The Apéry numbers $A_n$ and the Franel numbers $f_n$ are defined by $$ A_n=\sum_{k=0}^{n}{\binom{n+k}{2k}}^2{\binom{2k}{k}}^2\quad{\rm and\, }\quad f_n=\sum_{k=0}^{n}{\binom{n}{k}}^3(n=0, 1, \dots,). $$ In this paper, we prove three supercongruences for Apéry numbers and Franel numbers conjectured by Z.-W. Sun.
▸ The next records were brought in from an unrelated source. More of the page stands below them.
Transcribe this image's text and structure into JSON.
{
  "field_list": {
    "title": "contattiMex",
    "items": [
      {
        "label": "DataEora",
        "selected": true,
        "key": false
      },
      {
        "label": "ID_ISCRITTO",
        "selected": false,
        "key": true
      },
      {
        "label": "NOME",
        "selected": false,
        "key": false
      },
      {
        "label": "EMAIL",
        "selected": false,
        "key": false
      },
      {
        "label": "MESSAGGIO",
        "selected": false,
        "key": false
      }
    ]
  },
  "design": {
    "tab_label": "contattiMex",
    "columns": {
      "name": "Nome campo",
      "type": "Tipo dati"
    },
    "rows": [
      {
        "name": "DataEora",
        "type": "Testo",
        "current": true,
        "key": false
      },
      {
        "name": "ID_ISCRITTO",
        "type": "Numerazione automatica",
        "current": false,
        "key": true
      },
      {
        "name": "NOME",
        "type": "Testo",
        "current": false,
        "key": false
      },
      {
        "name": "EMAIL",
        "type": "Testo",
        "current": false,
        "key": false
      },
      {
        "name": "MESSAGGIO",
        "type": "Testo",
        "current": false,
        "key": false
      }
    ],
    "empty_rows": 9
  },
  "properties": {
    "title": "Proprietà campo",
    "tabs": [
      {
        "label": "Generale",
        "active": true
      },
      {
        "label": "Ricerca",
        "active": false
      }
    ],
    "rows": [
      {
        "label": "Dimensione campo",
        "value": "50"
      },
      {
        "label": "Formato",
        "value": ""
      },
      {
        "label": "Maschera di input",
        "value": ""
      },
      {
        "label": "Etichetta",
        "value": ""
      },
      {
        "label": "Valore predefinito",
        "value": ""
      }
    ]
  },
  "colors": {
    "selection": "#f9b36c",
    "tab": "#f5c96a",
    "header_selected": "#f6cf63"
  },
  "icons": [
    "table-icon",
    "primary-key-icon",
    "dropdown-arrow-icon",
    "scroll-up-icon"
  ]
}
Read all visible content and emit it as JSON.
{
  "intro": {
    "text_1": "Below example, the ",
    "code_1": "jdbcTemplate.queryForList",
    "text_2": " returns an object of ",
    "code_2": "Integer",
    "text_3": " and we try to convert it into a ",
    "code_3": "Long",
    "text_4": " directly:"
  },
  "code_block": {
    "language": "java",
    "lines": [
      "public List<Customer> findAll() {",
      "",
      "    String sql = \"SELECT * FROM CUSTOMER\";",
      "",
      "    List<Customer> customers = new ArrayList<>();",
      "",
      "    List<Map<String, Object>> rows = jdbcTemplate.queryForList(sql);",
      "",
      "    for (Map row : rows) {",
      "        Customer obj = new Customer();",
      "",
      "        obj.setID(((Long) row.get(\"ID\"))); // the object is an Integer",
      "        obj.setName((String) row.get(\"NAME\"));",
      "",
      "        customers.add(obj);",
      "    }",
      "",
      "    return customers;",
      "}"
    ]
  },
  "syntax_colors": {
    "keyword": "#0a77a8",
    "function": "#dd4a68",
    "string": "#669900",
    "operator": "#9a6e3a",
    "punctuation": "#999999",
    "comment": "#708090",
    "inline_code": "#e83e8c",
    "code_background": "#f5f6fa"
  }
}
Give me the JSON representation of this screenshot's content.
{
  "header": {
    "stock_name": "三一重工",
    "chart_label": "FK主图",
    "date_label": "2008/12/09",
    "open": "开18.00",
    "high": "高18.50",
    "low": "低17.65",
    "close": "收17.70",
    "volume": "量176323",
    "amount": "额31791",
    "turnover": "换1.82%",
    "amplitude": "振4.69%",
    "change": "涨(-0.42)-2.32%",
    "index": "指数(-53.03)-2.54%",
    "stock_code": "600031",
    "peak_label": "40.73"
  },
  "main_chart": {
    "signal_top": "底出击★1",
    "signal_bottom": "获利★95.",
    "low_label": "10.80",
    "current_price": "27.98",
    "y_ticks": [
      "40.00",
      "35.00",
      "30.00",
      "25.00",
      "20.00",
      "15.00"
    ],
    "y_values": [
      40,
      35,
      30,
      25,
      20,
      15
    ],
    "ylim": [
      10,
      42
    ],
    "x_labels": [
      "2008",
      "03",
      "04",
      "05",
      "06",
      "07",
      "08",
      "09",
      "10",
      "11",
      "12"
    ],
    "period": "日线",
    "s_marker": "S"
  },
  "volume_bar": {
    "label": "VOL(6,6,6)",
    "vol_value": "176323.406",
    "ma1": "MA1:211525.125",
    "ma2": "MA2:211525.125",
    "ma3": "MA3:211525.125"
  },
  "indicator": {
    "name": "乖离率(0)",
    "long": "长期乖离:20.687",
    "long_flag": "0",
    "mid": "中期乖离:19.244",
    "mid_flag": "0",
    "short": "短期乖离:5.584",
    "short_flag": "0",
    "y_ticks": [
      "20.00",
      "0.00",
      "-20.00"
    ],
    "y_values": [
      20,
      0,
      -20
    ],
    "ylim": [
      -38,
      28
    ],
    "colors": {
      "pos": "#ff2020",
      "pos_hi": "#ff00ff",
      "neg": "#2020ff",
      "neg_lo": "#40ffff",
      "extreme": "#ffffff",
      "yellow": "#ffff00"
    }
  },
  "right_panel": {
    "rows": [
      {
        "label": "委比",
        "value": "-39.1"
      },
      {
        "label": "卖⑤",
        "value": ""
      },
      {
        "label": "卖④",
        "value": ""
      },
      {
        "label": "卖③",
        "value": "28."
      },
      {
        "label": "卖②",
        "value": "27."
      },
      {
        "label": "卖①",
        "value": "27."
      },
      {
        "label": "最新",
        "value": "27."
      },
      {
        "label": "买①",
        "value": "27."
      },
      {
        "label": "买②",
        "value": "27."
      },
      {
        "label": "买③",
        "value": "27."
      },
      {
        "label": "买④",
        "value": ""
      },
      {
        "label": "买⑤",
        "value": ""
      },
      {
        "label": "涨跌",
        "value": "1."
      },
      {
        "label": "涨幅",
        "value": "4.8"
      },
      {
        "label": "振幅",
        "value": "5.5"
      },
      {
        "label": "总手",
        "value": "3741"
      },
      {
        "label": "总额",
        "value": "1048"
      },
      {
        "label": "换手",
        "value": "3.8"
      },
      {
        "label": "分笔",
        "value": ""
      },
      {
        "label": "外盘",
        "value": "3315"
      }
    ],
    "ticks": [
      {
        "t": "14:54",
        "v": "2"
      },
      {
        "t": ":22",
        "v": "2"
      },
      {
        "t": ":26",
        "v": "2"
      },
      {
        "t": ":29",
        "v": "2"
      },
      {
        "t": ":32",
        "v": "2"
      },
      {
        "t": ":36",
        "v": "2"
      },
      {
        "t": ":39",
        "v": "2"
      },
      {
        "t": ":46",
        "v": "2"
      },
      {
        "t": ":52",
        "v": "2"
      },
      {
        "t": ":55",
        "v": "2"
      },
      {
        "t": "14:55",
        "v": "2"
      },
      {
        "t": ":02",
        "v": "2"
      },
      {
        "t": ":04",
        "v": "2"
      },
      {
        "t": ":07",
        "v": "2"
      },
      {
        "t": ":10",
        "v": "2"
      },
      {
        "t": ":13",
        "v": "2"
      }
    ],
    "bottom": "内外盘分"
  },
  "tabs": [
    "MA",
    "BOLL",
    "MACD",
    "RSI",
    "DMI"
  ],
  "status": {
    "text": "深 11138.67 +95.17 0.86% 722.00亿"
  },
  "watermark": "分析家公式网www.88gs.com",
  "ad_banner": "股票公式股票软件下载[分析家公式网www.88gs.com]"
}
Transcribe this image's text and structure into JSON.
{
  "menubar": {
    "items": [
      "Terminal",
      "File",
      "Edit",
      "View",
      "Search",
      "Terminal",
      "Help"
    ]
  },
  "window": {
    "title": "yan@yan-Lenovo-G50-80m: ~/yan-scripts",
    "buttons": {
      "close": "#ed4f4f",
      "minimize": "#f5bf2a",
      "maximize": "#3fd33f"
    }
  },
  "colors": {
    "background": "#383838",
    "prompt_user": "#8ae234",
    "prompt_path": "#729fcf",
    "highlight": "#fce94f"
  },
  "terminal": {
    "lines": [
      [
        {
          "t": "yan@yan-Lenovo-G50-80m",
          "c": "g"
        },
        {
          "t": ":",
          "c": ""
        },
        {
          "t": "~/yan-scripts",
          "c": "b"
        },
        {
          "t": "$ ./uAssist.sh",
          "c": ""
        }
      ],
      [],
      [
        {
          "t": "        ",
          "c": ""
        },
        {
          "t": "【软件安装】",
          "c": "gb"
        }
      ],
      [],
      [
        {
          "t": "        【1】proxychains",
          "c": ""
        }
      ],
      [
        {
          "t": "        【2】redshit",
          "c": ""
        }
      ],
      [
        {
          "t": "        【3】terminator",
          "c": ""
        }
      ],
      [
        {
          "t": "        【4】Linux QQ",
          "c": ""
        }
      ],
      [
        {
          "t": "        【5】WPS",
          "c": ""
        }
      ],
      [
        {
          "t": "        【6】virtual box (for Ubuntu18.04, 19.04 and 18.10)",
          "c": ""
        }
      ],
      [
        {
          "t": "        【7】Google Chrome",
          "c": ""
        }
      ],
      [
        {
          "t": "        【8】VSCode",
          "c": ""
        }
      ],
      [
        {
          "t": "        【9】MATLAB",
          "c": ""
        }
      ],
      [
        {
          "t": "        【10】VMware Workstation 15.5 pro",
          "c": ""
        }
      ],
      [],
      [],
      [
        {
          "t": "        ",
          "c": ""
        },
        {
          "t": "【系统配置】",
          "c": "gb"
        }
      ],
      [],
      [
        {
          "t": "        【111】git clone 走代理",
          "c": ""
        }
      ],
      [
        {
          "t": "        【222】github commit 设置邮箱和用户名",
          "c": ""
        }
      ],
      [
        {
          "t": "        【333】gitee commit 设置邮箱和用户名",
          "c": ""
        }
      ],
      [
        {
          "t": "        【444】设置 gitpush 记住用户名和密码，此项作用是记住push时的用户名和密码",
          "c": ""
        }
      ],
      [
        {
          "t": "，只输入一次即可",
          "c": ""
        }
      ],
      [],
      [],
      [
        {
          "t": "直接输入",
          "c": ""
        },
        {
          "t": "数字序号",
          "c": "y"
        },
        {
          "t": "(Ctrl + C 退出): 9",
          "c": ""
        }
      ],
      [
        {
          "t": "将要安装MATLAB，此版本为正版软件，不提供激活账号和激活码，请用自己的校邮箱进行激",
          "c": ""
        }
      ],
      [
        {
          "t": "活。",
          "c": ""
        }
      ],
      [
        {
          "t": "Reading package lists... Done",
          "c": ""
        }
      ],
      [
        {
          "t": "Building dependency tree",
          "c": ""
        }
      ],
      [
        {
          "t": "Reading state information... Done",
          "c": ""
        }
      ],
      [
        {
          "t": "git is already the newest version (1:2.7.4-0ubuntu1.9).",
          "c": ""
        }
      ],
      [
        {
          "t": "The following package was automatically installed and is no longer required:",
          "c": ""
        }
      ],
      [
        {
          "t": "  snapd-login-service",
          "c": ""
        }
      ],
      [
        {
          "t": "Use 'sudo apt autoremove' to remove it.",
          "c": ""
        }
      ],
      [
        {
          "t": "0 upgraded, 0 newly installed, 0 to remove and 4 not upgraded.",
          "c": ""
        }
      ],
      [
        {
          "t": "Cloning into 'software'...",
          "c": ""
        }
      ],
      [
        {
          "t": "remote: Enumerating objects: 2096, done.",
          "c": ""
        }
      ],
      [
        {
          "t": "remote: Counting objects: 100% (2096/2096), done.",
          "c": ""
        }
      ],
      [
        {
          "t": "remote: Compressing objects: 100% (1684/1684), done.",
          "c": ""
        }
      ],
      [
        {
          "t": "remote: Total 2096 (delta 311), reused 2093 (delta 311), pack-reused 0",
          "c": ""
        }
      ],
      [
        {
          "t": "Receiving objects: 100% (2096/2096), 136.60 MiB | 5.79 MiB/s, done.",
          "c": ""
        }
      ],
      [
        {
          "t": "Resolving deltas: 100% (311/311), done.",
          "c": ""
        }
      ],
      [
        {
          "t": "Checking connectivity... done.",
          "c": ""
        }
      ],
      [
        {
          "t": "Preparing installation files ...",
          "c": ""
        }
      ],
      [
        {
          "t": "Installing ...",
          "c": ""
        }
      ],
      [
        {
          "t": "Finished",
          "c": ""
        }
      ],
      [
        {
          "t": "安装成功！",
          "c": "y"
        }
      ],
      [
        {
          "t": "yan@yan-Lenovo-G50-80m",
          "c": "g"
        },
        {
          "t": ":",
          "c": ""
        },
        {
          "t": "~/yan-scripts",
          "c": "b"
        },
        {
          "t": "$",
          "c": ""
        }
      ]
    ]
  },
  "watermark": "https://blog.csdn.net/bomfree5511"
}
For any prime $p\geq 5$, \begin{align*} \frac{1}{n}\left(\sum_{k=0}^{pn-1}(2k+1)A_k-p\sum_{k=0}^{n-1}(2k+1)A_k\right)&\equiv0\pmod{p^{4+3\nu_p(n)}},\\ \frac{1}{n^3}\left(\sum_{k=0}^{pn-1}(2k+1)^3A_k-p^3\sum_{k=0}^{n-1}(2k+1)^3A_k\right)&\equiv0\pmod{p^{6+3\nu_p(n)}}, \end{align*} and, for any prime $p$, $$ \frac{1}{n^3}\left(\sum_{k=0}^{pn-1}(3k+2)(-1)^kf_k-p^2\sum_{k=0}^{n-1}(3k+2)(-1)^kf_k\right)\equiv0\pmod{p^{3}},\\[-6pt] $$ where $\nu_p(n)$ denotes the $p$-adic order of $n$.